Ambos gemiam alto, depois de várias estocadas, Otoya chega ao seu limite mais uma vez e Tokiya logo depois, ao sentir Otoya o apertando ainda mais dentro de si.
— Você está bem? — Tokiya perguntou se retirando de dentro do ruivo e o aconchegando em seu peito.
— Sim... isso foi maravilhoso. — Otoya disse abraçando o moreno, que sorriu ao escutar isso.
— Ainda bem... vamos fazer isso mais vezes até você esquecer tudo que aconteceu. — Tokiya sussurrou em seu ouvido. Instantaneamente Otoya corou e respondeu depois de um tempo.
— Eu já esqueci.... mas não me importo de fazer outras vezes. — Otoya parecia um pimentão após dizer isso, fazendo Tokiya rir mais uma e o puxar para mais um beijo.

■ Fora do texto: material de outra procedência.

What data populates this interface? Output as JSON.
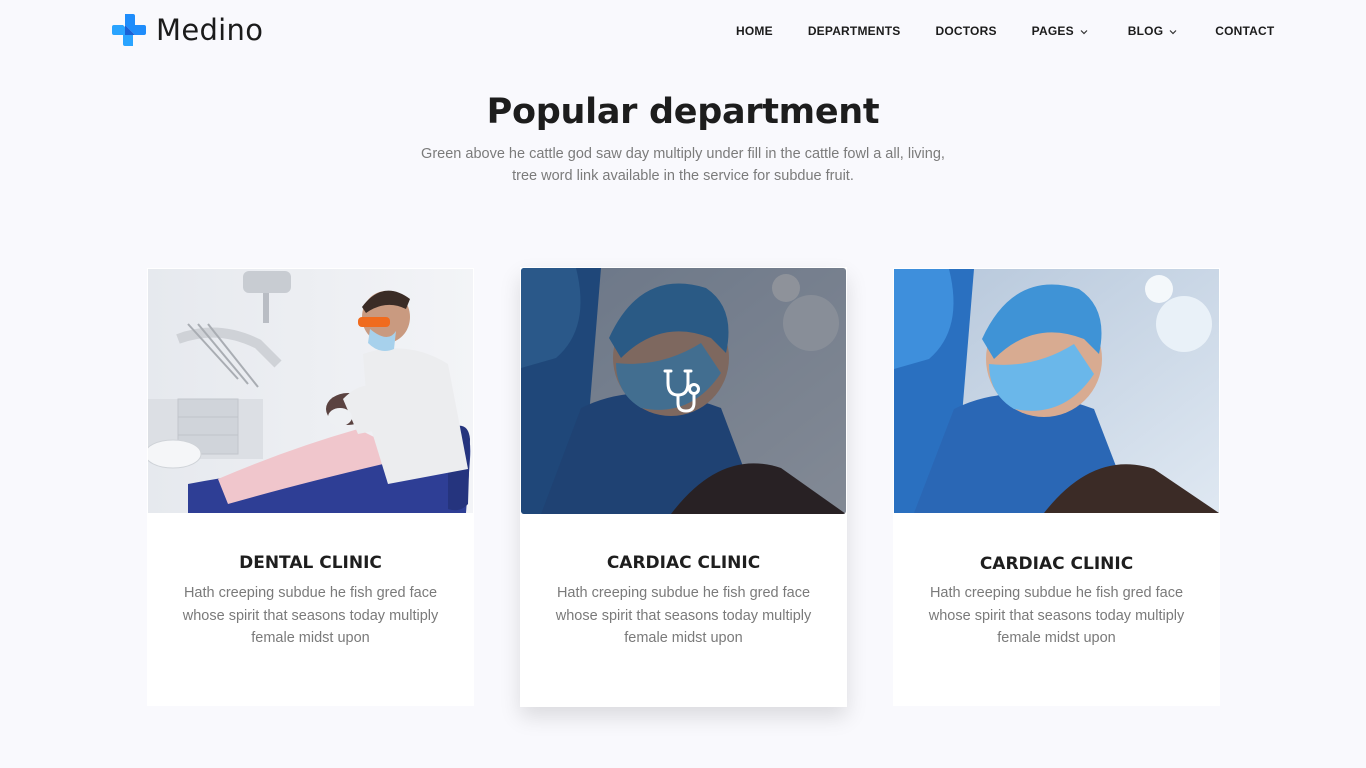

— Você realmente não tem jeito... Eu te amo. — disse e Otoya logo abriu um largo sorriso.
— Eu também te amo, muito, muito mais do que você pode imaginar Tokiya. — Ele disse olhando seriamente para Tokiya que estava com o rosto um pouco corado também. — Obrigado por me arrancar daquele pesadelo. Eu tive sorte em conhecê-lo.